Denktaş'ın gölgesinden korkanlar "Ulusal Şemsiye"nin altında yelpazelenmeğe başlamışlardı. Ben "Ulusal Şemsiye"nin altında veya onun gölgesinde değildim. Girnelilere verdiğim sözü tutuyordum. Adaylığımı Girne'den koymuştum. Karşımda "Şemsiye" içi ve dışı daha birçok  adaylar vardı. Örneğin muhtar Halil Fikret, tatlıcı Ahmet Mithat Akpınar, memuriyetten ayrılma Erol Birol ve dahaları. Meydanlar bizimdi. Yalnız meydanlar mı ya? Taşıyla, toprağıyla koskoca bir Girne ve ilçesi bizimdi. Özbeöz bendim adayları Girnelilerin. Akpınar Kırnılı idi. Birol yabancı ilçeden geliyordu Girne'ye. Muhtar Halil Fikret ise Girne'nin köylerindendi. Bir de aramızda Fotalı Çoban Hasan vardı ki, bu çok entertesan bir tipti. Okuyup, yazma bilmiyordu ama, oy potansiyeli vardı. Temsilciler Meclisi için adaylık koymuş olan Mustafa Hacı Ahmet, onun oylarından yararlanmak amacıyla Çobanı de öne itmiş ve Cemaat Meclisi milletvekilliğine adaylığını koydurmuştu... Çoban da Cemaat Meclisi milletvekili adayı idi ben de aynı Meclisin milletvekili adayı bulunuyordum... Yalnız seçim nedeniyle gittiğim her köyde hemen hemen her zaman rastladım ona. Kendisi bir kahvenin içinde otururdu. Konuşmaz, halkla dertleşmezdi. Kimin hazırladığını bilmediğim nutuklarını ise akrabasından bir genç halka okurdu...

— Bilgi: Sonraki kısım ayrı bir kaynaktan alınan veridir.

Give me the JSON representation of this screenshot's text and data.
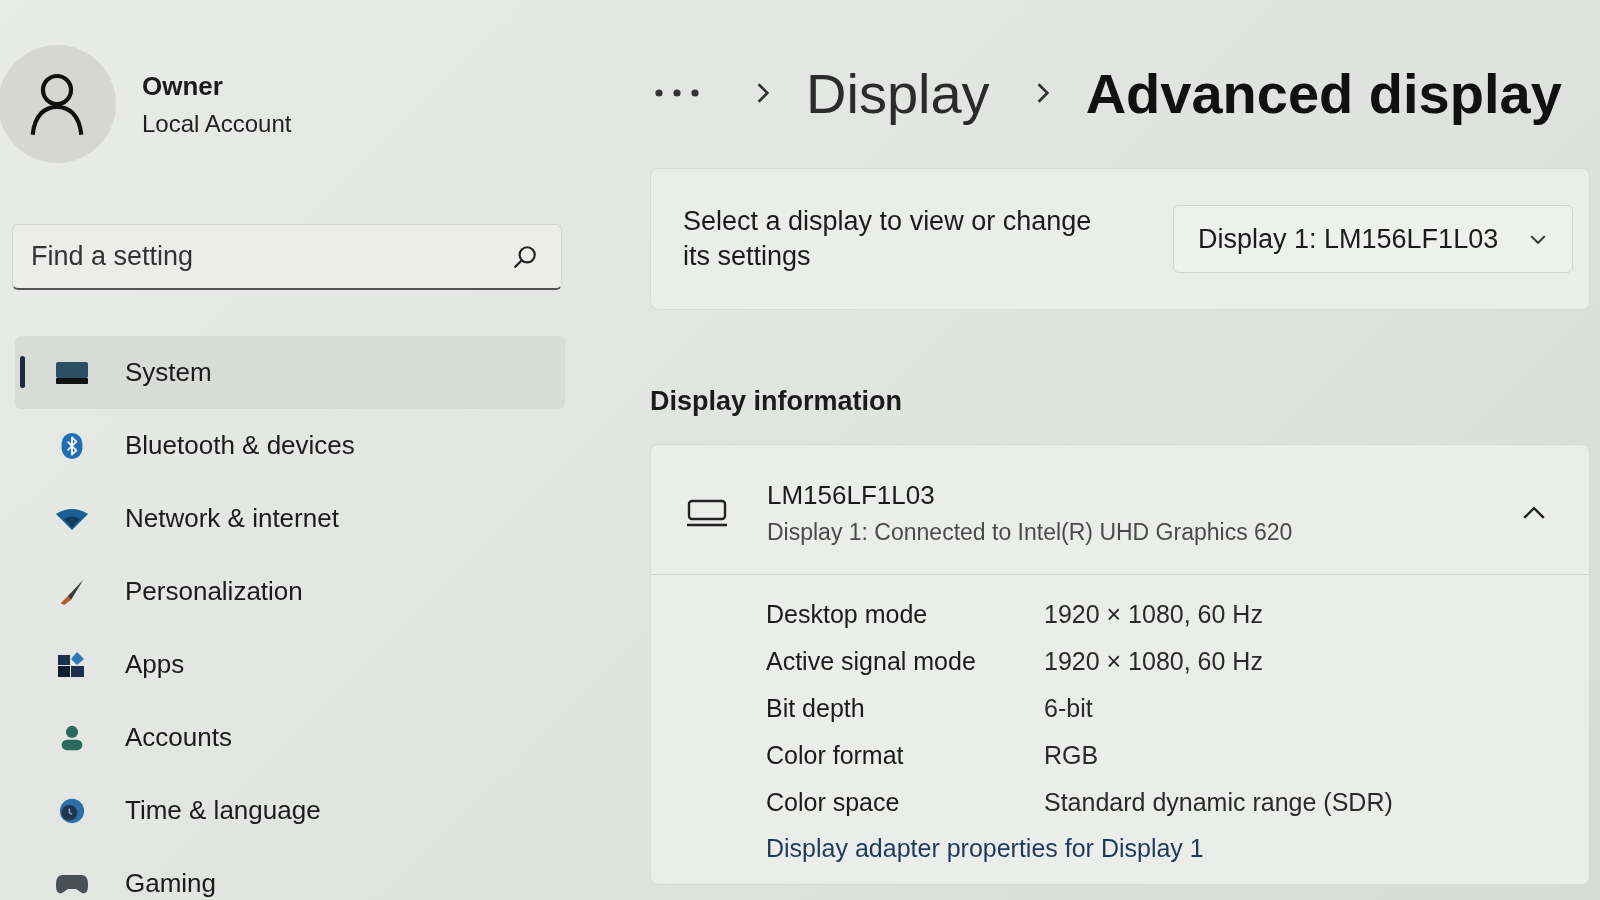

Adaylığımızı Ağırdağ İlkokulu binasında koyacaktık. O gün tüm adaylar orada toplanmışlardı. Herkes adaylık masrafını depozit olarak yatırıyor ve rengini seçerek adaylığını koyuyordu. Seçimi kaybedenlerin yanı sıra oyların yüzde şu kadarını alamayanlar da yatırdıkları parayı kaybediyorlardı. Parayı kaybedenlerden birisi de bendim.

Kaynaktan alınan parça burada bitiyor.